I tested how to reduce AI detection score in my writing -- here's what actually moved the needle

i want to be clear about what this is and isn’t. this is not a thread about gaming a system. it’s a record of what editing changes actually affected detection scores on my own content, with the goal of understanding what the tools are measuring.

i write B2B content. i use AI for drafts. my clients’ internal review processes sometimes include running content through detection tools, so i have a practical need to understand this.

i ran the same 300-word draft through a detection tool before and after each of the following single edits, resetting to the original between each test:

  1. Broke 4 compound sentences into 6 shorter ones: score dropped 18 points
  2. Added 2 contractions where none existed: score dropped 4 points
  3. Replaced 3 generic transition phrases (“furthermore,” “in addition”) with no transition or a shorter one: score dropped 11 points
  4. Added one specific example with a real number: score dropped 9 points
  5. Cut the opening meta-sentence (“In this piece, I will…”): score dropped 7 points
  6. Added one intentional fragment for emphasis: score dropped 6 points

Combined edit applying all of the above: score dropped from 71% to 22%.

the most impactful single change was sentence fragmentation. the least impactful was contractions. the specific example was more impactful than i expected.

none of this tells you anything definitive about all tools or all content types. it’s one test on one tool on one piece. but it suggests the tools are heavily weighted toward sentence length variance and transition pattern recognition.

This is the most systematic breakdown of this I have seen shared publicly. The sentence fragmentation result makes sense – sentence length variance is one of the cleaner signals these tools use and it’s relatively easy to measure. The specific example result is interesting because it suggests the tools are picking up on something semantic, not just syntactic.

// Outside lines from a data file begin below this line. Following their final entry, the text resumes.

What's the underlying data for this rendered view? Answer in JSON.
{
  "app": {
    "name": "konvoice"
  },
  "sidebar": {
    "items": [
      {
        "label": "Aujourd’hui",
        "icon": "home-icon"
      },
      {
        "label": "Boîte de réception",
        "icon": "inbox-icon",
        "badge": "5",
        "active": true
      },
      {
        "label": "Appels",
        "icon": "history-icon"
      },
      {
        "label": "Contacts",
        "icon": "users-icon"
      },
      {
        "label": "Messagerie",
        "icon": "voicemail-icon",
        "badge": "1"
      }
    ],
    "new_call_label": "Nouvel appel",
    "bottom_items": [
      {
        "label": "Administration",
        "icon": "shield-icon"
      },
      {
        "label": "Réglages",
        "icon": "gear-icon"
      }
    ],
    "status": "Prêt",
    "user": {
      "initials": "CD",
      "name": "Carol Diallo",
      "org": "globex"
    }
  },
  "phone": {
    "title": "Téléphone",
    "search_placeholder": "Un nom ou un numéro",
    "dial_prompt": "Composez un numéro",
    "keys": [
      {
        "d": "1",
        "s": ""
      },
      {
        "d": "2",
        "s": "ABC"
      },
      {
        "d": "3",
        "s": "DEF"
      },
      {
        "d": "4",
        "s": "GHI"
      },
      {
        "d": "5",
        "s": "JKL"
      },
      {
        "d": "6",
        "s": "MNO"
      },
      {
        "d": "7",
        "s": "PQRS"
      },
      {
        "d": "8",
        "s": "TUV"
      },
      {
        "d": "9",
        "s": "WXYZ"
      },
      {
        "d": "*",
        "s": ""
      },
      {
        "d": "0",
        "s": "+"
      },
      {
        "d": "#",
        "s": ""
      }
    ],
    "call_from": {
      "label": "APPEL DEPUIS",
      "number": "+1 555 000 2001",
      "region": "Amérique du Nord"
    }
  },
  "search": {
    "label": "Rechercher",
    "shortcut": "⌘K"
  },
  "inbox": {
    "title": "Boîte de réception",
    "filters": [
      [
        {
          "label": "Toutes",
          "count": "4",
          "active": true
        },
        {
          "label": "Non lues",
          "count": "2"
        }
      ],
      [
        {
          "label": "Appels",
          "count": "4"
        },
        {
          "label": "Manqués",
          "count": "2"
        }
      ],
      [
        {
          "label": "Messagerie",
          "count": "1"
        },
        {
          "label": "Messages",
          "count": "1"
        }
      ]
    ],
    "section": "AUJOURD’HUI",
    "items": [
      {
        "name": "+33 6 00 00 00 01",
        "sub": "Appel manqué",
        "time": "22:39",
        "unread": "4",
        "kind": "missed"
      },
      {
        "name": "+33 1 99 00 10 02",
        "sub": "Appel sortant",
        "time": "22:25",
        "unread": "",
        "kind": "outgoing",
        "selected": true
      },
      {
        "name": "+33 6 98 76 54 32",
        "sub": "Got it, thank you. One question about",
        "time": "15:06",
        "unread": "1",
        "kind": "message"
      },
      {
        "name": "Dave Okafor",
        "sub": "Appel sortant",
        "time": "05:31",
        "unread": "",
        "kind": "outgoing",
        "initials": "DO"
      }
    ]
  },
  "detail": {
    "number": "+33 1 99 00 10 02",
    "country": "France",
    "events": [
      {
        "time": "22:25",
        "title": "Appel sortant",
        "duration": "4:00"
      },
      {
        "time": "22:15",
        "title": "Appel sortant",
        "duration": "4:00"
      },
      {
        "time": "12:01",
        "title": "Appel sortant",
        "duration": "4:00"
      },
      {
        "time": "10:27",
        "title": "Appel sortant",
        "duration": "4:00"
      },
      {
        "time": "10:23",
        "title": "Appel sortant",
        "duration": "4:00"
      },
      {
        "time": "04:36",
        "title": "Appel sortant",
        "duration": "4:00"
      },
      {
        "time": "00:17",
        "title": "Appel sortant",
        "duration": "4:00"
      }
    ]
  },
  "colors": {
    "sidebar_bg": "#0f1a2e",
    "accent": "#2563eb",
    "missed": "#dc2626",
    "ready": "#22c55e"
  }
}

The combined edit result is the important one. A 49-point drop from editing changes that also improve the writing quality is not a hack. It’s a demonstration that good editing and lower scores move in the same direction.

The transition phrase result stands out to me. “Furthermore” and “in addition” are such strong AI tells at this point that removing them is almost table stakes for anyone doing this seriously. The question is what you replace them with – nothing, a shorter connector, a structural break, the next thought starting where the last one ended. Each of those choices affects both the score and the quality differently.

the contractions result being the weakest is interesting because that’s often the first thing people recommend for humanizing AI writing. your data suggests it matters much less than sentence structure changes.

to be fair, contractions might matter differently at different content types or for different tools. but the hierarchy you found – structure first, then specificity, then surface-level word choices – seems intuitively right to me.

the methodological approach here is actually clean – isolating single variables rather than making multiple changes at once. that’s how you’d design this as an experiment and it’s more rigorous than most of the “here’s what I did” posts on this topic.

the obvious caveat is single tool, single piece, single pass. would be interesting to replicate across different tools and content types. the sentence fragmentation finding might not hold the same way for technical or academic writing where fragments are stylistically unusual.

good caveat on the single-tool problem. i’d be curious whether the hierarchy holds across tools or whether different tools are weighted toward different signals. the tools i’ve tested informally do seem to vary on which edits move them most.

anyway. do with this what you will. the main takeaway i’d stand behind: the edits that moved the score most were also the edits that made the writing better. if those two goals are mostly aligned, the framing of “detection vs. quality” might be the wrong frame.